In a document prepared by the Democratic Alliance on lockdown, it shows that at an aspirational assumption of a 3% hospitalisation rate for a confirmed caseload of 20,000 people, 600 ICU beds will be needed with the working assumption being a need for 2,000 beds at a 10% hospitalisation rate.
Whichever assumption turns out to be right, Groote Schuur will need special Covid-19 wards. Four have already been set aside. There is also provision for a special ICU ward. While South Africa is not yet in the surge, “there’s (already) quite a load on the service. At all hospitals, anyone admitted with new respiratory symptoms that could be related to bronchitis, TB or smoking-related illnesses must be swabbed (for Covid-19),” says the doctor, adding “that will persist as we move into winter (when general respiratory illness rises)”.
Now, these patients have to be treated as being under investigation for Covid-19 until their test results come back. The preparations over many weeks have made this manageable. “There’s a great amount of fear among healthcare staff and people have to know that they can discuss it. Not knowing what to expect is anxiety-provoking. PPE training, by registrar Tari Papavarnavas, gives people agency and quantifies the danger into high, medium or low risk,” says Meintjes, adding that Groote Schuur currently has sufficient gear in stock to cope.
Because of the nature of the virus’s import into South Africa, it is the private hospitals like St. Augustines in Durban that are at the centre of the storm of health worker infection. This has given the public sector hospitals space to prepare and Groote Schuur, with an 80-year history of innovation (it gave SA its first CAT scan, first heart transplant and the first ICU unit in the country), is well-placed. Its history in bravely managing HIV and Aids in the time of political denial is another good medical asset in the eye of the Covid-19 storm.

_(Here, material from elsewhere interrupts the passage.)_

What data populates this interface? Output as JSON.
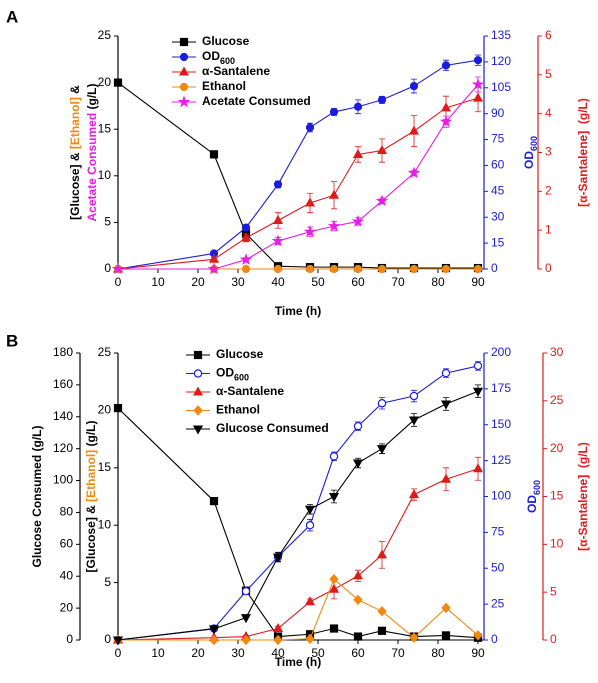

In the hospital’s history book, it records that during 1998, more than 50% of inpatient beds in the paediatric ward at Groote Schuur was occupied by children sick and dying from HIV and Aids. Doctors at the hospital started a treatment programme in the face of obstinate government refusal to do so. They saved thousands of lives but also armed themselves with a system of planning for infectious disease surges.
“The single biggest difference this time is the political commitment of the government,” says Meintjes. DM
The Frontline is a series of profiles from the frontline of Covid-19, the virus posing the greatest challenge to South Africa’s people, its health and its economy.